Clinical psychiatrist Jonathan Shay was the first to recognize a relationship between the two in his 1994 exploration of the parallels between veterans of the Vietnam War suffering from severe PTSD and the story of Achilles in Homer’s Iliad. In Achilles in Vietnam: Combat Trauma and the Undoing of Character, Shay writes that “The essential injuries in combat PTSD are moral and social, and so the central treatment must be moral and social. The best treatment restores control to the survivor and actively encourages communalization of the trauma” (187; emphasis added). Nancy Sherman reiterates this lesson of communal responsibility in 2015’s Afterwar: Healing the Moral Wounds of Our Soldiers:
We have a sacred moral obligation to those who serve, whether or not we agree with the causes of the war and whether or not those who serve agree with them. These moral obligations are institutional, both governmental and nongovernmental: veterans are morally owed the best possible resources across the widest swath of medical, psychiatric, social, legal, and technical services. But the obligations and expectations are also interpersonal, one-on-one. We have duties to each other for care and concern: normative expectations and aspirations that we can count on each other, we can trust and hope in each other, and we can be lifted by each other’s support” (3).
PTSD dismissed the old belief that there was something wrong with the mental fortitude of men who were adversely affected by war. This is a historically radical notion, that the inevitable trauma of war causes the invisible wound of mental illness. Moral Injury builds on the idea that there is a causal relationship between war and invisible combat injuries, injuries that endure and for which we citizens are responsible.

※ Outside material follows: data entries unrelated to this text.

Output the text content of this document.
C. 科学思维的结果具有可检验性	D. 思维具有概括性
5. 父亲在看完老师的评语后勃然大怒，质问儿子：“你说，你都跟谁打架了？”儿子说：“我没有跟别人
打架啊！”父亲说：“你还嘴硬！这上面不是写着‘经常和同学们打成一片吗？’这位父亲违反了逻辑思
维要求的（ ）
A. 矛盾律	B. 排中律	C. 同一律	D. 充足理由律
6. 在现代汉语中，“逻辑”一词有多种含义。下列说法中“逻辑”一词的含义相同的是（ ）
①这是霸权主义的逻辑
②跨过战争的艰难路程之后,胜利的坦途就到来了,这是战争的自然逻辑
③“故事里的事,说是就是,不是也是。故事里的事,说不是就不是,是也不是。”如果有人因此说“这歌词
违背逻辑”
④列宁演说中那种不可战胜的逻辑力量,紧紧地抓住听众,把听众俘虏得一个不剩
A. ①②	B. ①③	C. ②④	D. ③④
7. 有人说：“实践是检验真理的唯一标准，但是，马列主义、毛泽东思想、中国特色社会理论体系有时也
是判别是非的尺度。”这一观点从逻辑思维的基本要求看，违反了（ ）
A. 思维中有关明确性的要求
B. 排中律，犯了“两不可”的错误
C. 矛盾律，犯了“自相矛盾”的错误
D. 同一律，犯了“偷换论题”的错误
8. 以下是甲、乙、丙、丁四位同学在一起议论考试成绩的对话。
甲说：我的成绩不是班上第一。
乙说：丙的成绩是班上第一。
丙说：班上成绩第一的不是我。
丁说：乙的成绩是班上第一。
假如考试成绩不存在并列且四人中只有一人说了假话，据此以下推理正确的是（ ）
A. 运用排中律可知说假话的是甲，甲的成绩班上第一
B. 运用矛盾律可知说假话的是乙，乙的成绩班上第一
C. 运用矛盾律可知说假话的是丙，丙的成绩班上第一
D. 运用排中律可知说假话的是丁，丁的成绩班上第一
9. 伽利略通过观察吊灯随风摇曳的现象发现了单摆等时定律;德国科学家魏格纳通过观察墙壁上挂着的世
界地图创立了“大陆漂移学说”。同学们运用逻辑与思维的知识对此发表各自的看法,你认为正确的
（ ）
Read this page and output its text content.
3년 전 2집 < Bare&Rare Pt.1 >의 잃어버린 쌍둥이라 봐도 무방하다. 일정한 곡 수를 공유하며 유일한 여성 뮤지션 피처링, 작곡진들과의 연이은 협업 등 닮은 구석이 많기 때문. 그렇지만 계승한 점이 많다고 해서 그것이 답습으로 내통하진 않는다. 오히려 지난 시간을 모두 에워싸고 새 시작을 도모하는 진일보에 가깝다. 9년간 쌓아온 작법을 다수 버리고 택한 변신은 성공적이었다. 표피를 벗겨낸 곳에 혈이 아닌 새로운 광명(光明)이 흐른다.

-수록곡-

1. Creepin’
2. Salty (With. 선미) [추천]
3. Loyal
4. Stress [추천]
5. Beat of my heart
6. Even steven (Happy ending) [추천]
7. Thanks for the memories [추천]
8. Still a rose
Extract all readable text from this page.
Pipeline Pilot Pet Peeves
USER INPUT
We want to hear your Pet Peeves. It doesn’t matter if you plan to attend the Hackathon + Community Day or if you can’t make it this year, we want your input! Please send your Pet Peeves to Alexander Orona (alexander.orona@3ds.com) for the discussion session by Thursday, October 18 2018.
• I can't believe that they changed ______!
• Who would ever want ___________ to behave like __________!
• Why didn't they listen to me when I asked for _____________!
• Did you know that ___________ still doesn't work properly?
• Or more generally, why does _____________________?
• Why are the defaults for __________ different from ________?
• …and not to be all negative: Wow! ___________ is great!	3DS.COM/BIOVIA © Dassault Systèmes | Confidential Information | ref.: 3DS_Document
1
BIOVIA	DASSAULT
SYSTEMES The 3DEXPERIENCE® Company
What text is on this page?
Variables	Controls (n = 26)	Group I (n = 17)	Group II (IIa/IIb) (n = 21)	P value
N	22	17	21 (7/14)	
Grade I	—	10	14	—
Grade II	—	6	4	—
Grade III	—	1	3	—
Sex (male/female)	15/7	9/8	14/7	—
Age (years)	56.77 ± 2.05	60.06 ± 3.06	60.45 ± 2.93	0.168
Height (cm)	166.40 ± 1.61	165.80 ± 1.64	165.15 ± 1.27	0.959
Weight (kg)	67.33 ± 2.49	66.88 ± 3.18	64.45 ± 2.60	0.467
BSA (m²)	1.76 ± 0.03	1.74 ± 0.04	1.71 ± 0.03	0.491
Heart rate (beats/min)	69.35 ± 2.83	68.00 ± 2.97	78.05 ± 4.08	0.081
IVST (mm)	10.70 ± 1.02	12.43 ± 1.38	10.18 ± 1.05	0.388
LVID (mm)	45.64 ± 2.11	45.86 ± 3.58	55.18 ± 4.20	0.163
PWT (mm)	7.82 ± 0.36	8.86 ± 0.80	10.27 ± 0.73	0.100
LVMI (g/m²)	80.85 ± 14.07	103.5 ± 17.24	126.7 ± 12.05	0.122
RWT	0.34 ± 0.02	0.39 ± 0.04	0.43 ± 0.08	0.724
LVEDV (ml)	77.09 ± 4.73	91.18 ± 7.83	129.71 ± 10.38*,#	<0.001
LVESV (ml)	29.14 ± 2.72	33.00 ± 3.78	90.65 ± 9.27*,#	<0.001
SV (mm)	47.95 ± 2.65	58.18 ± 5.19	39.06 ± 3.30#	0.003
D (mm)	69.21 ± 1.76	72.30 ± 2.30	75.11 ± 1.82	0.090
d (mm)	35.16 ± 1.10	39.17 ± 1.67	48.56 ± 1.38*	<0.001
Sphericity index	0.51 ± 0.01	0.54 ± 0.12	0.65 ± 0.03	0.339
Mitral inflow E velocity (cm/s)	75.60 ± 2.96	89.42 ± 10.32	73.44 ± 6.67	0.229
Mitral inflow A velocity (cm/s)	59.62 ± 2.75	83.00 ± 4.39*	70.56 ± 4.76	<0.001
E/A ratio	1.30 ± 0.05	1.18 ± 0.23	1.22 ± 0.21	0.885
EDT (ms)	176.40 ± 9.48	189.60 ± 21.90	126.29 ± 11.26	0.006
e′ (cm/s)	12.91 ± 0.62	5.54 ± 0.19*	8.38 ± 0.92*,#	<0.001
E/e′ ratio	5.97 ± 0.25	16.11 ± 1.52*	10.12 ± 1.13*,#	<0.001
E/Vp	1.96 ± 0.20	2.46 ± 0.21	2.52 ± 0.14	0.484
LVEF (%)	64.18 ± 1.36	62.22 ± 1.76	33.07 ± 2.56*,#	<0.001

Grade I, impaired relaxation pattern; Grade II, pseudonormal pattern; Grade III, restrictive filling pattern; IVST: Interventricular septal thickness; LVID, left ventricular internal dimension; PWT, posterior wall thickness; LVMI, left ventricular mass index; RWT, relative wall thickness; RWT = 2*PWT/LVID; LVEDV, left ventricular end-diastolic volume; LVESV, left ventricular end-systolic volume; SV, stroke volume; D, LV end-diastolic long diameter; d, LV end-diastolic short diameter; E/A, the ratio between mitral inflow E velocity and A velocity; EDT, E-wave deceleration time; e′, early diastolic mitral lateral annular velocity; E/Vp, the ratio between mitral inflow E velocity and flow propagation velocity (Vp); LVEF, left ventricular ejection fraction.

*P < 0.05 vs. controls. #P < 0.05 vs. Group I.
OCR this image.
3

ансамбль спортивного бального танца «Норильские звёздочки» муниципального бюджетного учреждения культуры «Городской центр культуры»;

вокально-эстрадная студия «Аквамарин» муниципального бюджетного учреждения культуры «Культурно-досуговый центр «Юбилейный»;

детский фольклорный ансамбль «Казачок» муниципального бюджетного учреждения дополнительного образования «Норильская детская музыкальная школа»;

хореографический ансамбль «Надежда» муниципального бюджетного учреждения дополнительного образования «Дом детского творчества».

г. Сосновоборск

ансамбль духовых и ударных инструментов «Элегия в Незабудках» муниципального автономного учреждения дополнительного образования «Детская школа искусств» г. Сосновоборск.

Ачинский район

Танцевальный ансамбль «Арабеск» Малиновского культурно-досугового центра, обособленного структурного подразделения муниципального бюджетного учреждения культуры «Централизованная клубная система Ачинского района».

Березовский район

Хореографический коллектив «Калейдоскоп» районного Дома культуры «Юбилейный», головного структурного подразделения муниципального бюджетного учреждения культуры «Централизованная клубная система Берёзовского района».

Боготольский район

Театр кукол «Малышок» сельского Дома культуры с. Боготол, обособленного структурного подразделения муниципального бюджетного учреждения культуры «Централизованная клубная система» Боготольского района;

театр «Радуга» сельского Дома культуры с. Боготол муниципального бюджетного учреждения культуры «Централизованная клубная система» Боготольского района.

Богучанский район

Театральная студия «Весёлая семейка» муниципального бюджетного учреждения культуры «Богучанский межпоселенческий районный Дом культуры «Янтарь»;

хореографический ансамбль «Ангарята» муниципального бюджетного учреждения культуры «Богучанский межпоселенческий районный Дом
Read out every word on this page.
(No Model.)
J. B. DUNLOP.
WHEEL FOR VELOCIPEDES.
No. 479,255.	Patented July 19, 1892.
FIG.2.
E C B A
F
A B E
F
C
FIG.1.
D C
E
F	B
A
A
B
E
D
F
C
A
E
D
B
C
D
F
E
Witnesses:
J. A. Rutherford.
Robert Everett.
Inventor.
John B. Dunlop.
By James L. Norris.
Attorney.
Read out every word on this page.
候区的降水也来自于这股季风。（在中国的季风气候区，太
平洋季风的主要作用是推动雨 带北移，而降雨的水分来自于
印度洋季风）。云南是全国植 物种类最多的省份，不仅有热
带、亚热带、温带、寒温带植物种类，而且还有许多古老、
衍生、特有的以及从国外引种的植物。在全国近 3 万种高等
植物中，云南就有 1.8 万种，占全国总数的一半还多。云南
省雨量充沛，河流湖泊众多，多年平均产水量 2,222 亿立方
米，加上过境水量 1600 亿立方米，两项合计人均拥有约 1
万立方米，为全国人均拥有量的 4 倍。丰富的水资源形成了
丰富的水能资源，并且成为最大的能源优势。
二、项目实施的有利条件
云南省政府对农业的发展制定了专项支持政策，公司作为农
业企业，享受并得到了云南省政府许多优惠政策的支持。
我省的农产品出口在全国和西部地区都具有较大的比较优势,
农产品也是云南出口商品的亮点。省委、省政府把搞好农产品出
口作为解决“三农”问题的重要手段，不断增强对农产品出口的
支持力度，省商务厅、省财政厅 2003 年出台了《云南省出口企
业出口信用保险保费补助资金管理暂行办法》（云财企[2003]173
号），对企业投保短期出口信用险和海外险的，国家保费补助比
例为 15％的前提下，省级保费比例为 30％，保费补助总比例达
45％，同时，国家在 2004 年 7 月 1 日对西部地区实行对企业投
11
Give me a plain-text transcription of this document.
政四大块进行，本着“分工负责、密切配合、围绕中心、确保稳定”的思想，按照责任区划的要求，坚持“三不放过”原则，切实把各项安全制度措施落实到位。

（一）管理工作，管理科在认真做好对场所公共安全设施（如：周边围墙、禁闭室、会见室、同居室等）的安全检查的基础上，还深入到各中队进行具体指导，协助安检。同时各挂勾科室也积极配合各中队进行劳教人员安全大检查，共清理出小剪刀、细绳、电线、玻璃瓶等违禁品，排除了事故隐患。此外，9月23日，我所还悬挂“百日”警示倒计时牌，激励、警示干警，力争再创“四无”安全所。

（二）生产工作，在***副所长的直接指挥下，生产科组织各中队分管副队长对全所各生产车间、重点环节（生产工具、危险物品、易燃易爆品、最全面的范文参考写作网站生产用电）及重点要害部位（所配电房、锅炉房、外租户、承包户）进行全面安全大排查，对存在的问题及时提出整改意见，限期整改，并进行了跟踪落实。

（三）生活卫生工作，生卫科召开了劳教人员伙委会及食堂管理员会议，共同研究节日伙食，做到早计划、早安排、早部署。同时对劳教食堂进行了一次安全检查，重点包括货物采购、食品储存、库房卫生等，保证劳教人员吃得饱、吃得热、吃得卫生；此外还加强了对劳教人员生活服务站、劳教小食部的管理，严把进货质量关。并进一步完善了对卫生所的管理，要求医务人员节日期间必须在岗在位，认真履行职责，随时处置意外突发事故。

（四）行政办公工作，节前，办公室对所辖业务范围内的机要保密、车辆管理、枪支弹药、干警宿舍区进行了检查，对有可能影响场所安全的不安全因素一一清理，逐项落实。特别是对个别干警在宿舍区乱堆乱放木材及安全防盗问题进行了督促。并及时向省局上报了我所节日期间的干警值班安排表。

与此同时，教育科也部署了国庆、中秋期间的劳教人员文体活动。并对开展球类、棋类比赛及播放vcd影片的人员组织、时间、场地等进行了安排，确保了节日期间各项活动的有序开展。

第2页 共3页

The two parts of the story we Americans tell ourselves rely on the war being justified and the war producing heroes. If neither justification nor heroism are confirmed, and instead our troops return as physical and mental casualties, how can we possibly permit our elected representatives to continue sending our men and women into combat? Are we not morally injured when, knowing how our troops will inevitably suffer the invisible wounds of war, we agree to send them as our combat emissaries?